Although the charge seems straightforward, if you possess a “blunt,” “joint,” or burning marijuana in public you are potentially guilty of this offense. However, before you throw your hands up in the air and plead guilty to this crime, you should consult with a knowledgeable New York criminal defense lawyer who can analyze elements of your case that you may have overlooked.
One of those elements that is critical is whether or not the marijuana was in a public place. If it was not, then your case may be dismissed. According to Section 240.00 of the Penal Law, a public place is defined as “a place to which the public or a substantial group of persons has access, and includes but is not limited to highways, transportation facilities, schools, places of amusement, parks, playgrounds, and hallways, lobbies and other portions of apartment houses and hotels not constituting rooms or apartments designed for actual residence.”

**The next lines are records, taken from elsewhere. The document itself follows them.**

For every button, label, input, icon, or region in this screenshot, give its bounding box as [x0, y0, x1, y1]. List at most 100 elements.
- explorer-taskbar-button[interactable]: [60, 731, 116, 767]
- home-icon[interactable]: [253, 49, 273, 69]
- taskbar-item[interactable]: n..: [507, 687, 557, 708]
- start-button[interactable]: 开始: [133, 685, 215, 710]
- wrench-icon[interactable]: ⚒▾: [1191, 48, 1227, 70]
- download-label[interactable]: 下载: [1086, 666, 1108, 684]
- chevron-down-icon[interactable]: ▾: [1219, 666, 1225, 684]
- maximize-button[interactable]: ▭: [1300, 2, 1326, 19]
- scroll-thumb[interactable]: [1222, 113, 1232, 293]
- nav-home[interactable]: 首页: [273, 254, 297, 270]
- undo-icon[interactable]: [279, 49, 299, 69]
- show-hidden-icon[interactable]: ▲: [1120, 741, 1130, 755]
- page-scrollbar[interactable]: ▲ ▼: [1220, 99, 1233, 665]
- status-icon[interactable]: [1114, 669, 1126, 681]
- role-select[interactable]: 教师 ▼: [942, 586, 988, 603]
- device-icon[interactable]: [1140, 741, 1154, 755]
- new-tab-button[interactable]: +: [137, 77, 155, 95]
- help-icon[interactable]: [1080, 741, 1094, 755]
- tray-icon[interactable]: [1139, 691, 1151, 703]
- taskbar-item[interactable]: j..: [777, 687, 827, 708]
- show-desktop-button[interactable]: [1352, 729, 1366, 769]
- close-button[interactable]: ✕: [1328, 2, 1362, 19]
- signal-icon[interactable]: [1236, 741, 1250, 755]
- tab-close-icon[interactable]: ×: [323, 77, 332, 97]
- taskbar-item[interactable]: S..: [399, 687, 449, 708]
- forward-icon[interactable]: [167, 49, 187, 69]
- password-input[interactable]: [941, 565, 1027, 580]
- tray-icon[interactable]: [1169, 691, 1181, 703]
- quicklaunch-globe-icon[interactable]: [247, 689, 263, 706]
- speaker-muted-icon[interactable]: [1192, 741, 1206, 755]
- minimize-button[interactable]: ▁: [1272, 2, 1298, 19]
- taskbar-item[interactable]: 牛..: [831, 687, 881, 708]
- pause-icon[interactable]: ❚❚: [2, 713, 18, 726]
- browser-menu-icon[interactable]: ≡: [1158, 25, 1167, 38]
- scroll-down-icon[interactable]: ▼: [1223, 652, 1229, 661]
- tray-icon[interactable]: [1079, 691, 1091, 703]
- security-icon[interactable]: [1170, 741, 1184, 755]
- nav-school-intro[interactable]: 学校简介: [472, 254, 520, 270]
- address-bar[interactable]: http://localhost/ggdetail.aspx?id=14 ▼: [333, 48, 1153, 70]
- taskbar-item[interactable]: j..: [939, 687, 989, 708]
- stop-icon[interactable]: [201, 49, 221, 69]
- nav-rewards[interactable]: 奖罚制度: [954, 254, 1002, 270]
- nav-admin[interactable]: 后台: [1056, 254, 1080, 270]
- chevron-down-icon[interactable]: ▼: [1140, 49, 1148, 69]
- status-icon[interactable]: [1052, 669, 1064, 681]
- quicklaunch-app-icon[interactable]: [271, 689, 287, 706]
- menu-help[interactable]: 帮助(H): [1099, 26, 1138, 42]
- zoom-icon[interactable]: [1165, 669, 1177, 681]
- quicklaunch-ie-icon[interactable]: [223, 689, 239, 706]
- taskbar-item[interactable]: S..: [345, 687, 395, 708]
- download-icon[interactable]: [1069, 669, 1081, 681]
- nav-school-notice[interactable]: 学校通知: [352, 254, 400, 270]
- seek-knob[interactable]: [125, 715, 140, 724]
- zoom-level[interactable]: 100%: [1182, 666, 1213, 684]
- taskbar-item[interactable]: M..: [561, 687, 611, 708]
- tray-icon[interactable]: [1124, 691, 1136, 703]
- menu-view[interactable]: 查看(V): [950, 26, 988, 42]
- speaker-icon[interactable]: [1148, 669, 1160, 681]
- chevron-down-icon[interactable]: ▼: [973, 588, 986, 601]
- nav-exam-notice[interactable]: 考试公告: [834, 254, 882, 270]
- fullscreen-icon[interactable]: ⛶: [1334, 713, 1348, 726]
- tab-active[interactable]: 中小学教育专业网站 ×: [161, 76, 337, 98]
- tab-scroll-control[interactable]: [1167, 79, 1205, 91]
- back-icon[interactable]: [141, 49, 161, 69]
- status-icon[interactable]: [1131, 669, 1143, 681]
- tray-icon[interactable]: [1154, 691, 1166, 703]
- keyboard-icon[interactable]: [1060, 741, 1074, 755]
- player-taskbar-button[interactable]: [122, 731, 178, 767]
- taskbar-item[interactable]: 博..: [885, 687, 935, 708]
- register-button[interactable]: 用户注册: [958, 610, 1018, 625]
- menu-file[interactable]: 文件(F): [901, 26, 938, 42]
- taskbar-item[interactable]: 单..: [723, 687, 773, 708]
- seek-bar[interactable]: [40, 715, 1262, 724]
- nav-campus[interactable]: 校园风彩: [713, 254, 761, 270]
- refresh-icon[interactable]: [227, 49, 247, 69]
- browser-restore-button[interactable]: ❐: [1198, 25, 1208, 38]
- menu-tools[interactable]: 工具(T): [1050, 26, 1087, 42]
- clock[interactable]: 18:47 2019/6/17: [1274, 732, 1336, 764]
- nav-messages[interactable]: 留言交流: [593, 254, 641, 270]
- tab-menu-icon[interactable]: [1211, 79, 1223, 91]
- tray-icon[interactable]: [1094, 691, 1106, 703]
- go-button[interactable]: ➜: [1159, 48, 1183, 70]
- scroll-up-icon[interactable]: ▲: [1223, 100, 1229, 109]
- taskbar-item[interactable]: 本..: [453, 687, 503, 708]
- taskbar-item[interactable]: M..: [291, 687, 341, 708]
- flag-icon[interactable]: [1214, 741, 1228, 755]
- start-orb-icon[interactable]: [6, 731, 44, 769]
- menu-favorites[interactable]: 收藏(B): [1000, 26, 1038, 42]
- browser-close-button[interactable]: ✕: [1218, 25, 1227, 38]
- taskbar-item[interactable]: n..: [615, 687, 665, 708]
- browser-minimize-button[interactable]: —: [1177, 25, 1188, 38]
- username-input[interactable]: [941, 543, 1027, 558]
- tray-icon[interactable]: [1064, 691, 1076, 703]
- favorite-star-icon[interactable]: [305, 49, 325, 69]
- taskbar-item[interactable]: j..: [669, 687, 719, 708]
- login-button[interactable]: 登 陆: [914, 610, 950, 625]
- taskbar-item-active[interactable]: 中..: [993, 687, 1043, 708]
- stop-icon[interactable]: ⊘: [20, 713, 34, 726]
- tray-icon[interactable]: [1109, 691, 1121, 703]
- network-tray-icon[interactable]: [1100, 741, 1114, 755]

Unlike matters of public lewdness where “public place” has a more narrow definition tailored for that specific crime, “public place” in connection with Criminal Possession of Marihuana has a much more broad meaning. See People v. Guzman, 6 Misc 3d 553 (Crim Ct, NY County 2004). In fact, Justice Elisa S. Koenderman of the New York County (Manhattan) Criminal Court issued a decision on July 10,2008 in People v. Ronnie Watkins where she recognized the broad view the courts accept in connection with the possession of marijuana in a “public place.” In her decision to deny dismissal of a criminal court complaint for facial insufficiency where the defendant’s counsel argued that the inside of the defendant’s vehicle was not a “public place,” Justice Koenderman stated that:
“[the] application of the broad definition of public place to Criminal Possession of Marijuana in the Fifth Degree is consistent with the legislative intent of the statute. Unlike the narrower definition applicable to public lewdness, the “broad definition” of public place under PL ､240.00 (1) encompasses the interior of a car parked on a street to which the public has access, regardless of whether the objective circumstances establish that the interior can, and likely would, be seen to the casual passerby.”
Furthermore, Justice Koenderman recognized that the essence of a “public place” is that it is possible that a member if the public may pass by it. See People v. McNamara 78 NY2d 626, 633 (1991). As a result, all that is required for the interior of car to constitute a public place as an element of Criminal Possession of Marihuana in the Fifth Degree is mere public access to the street where it is parked.
Although it is clear that “public place” is likely to be construed to include areas where you might think are private locations such as the inside of a vehicle, the marijuana must also be burning for your possession to constitute the misdemeanor charge of Criminal Possession of Marijuana in the 5th Degree. If the prosecution fails to set forth one or both elements, the “public place” and the burning, your NY criminal attorney should file a motion to have the complaint against you dismissed.